Je viens de lire une interview lumineuse d'un Néerlandais, Geert Lovink, sur les médias, internet, et le blogage. Je suis globalement d'accord avec lui. Je me retrouve complètement dans son analyse des blogues comme archives personnelles ouvertes. C'est ainsi que nous avons commencé Minorités.org, et, quand la technologie l'a rendu possible, ce blogue. C'est vrai aussi que ceux qui pensent que leur blogue est l'équivalent d'un journal se la fourrent bien profond.
Je suis aussi d'accord avec son analyse sur les langues et les ghettos linguistiques.

Web 2.0 : « L’anonymat n’est plus qu’une notion nostalgique »
par Marie Lechner

Né en 1959, néerlandais, Geert Lovink est un théoricien des médias, critique du Net et activiste. Il est directeur de l’Institute of Network Cultures à Amsterdam, qui présente jusqu’au 3 février « Video Vortex », une expo et une conférence (18 et 19 janvier) consacrées au phénomène Youtube et à la vidéo amateur.
Fondateur de la liste de diffusion nettime, consacrée aux cultures en réseau, à la politique et aux médias tactiques, il vient d’éditer The Art of Free Cooperation, avec Trebor Sholz, et Zero Comments, Blogging and critical Internet culture, où il interroge la hype du Web 2.0 (ses blogs, wikis et réseaux sociaux), et développe notamment l’idée d’une « impulsion nihiliste » du blogging.

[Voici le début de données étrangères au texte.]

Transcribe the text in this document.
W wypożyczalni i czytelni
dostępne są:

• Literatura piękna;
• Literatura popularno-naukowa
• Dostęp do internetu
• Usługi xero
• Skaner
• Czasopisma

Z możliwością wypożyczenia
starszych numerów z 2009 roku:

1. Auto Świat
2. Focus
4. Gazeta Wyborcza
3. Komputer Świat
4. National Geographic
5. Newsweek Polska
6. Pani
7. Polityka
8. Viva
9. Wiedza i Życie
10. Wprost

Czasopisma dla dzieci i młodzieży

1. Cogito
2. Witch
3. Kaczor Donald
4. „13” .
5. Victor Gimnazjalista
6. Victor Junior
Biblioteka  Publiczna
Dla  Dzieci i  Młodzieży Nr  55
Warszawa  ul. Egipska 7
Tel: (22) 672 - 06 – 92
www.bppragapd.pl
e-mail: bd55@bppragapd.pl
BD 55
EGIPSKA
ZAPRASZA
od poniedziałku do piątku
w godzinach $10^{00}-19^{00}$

Vous êtes depuis longtemps un observateur critique de la culture Internet, quels changements significatifs avez-vous constaté ?
Ce qui me fascine est la croissance constante des utilisateurs d’Internet hors Occident. Près de 20% de la population mondiale a désormais accès au Net, soit 1,25 milliard de personnes, et ils sont plus du double à utiliser le téléphone mobile. Les nouveaux utilisateurs sont en Asie, en Amérique latine, en Afrique et au Moyen- Orient. Des projets éducatifs à grande échelle comme One laptop per child (un ordinateur portable par enfant) sont initiés. Les usagers du Net ne sont pas seulement des consommateurs d’information mais potentiellement des producteurs de logiciels. Quel logiciel intéressant va provenir du Nigeria ? Regardez à quel point la blogosphère iranienne est passionnante, en dépit de la répression. Il y a une démocratisation de l’accès, qui touche aussi bien les écoles dans les villages reculés que le Djihad digital. Ce qui est regrettable, c’est la manière dont les mouvements sociaux sont à la traîne.

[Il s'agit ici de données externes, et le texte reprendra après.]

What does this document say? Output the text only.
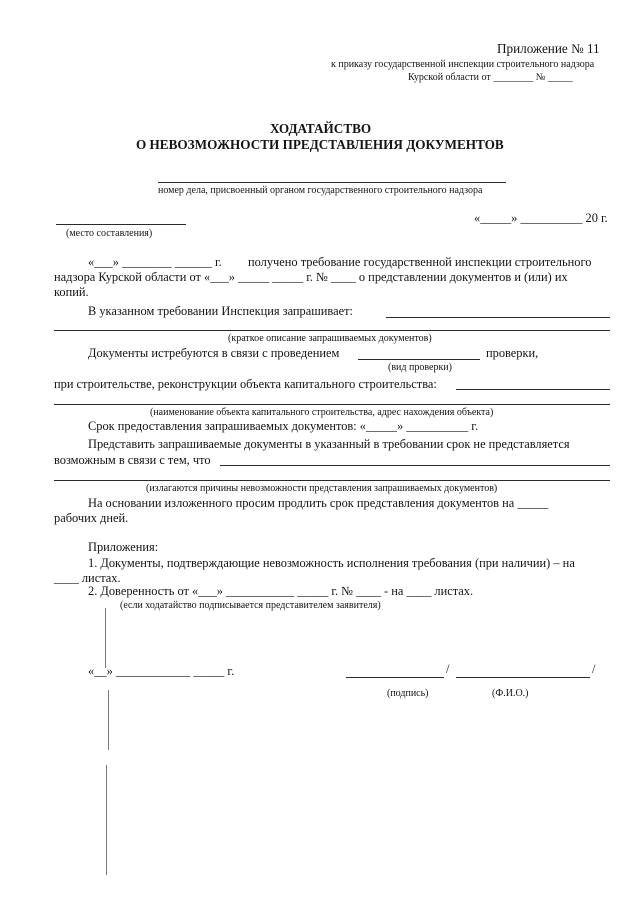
Приложение № 11
к приказу государственной инспекции строительного надзора
Курской области от ________ № _____
ХОДАТАЙСТВО
О НЕВОЗМОЖНОСТИ ПРЕДСТАВЛЕНИЯ ДОКУМЕНТОВ
номер дела, присвоенный органом государственного строительного надзора
(место составления)
«_____» __________ 20 г.
«___» ________ ______ г. получено требование государственной инспекции строительного
надзора Курской области от «___» _____ _____ г. № ____ о представлении документов и (или) их
копий.
В указанном требовании Инспекция запрашивает:
(краткое описание запрашиваемых документов)
Документы истребуются в связи с проведением	проверки,
(вид проверки)
при строительстве, реконструкции объекта капитального строительства:
(наименование объекта капитального строительства, адрес нахождения объекта)
Срок предоставления запрашиваемых документов: «_____» __________ г.
Представить запрашиваемые документы в указанный в требовании срок не представляется
возможным в связи с тем, что
(излагаются причины невозможности представления запрашиваемых документов)
На основании изложенного просим продлить срок представления документов на _____
рабочих дней.
Приложения:
1. Документы, подтверждающие невозможность исполнения требования (при наличии) – на
____ листах.
2. Доверенность от «___» ___________ _____ г. № ____ - на ____ листах.
(если ходатайство подписывается представителем заявителя)
«__» ____________ _____ г.	/	/
(подпись)	(Ф.И.О.)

La prétendue société civile globale s’est endormie et a laissé toute la folie du Web 2.0 à la Silicon Valley.
L’Internet est devenu « social » (mais pas encore « socialiste »). Le Net est utilisé principalement pour connecter les gens « vivants » et pas tellement pour faire circuler de l’information « morte ». Les réseaux sociaux, comme Myspace, Youtube, Bebo ou Facebook, sont de gigantesques ruches, centrées sur le langage. Les usagers lambda ne sont pas obsédés par ce qui se passe dans la sphère anglo-saxonne du Net. Internet est un médium global, techniquement parlant, mais on constate une balkanisation croissante, centrée autour des différentes langues. Citons simplement le cyberespace japonais ou coréen. La plus forte croissance concerne le Net chinois, littéralement enmuré. Mais que savons-nous de ce qui s’y passe ? A l’intérieur de ces « îles », une multitude de cultures de niches émergent, ce que Chris Anderson, rédacteur en chef du magazine Wired, qualifie de longue traîne.

L’engouement autour du Web 2.0 diffère-t-il de la période dotcom de la fin des années 90 ?
La plus grande différence est l’absence relative de capital-risque et de financement d’entreprise. Le Web 2.0 est très à la mode depuis un an, mais ce n’est rien comparé à la folie de la fin des années 90. A l’époque, il n’était question que de portails vides et d’e-commerce défunt. En ce moment, la mode se concentre sur les profils d’utilisateurs qui sont revendus aux publicitaires. Nous devrions nous sentir concernés par ces violations rampantes de la vie privée, surtout les jeunes qui ne semblent pas au courant de la manière dont Google and Co gagnent de l’argent. Ils pensent : nous avons tous ces services fabuleux gratuitement, alors pourquoi s’inquiéter ? Personne ne leur explique ce qu’est le business Web 2.0. Cette « éducation » ne viendra pas des hackers, des activistes et des artistes parce que la plupart ont une attitude libertaire et ne parviennent pas à questionner cette « idéologie du libre ».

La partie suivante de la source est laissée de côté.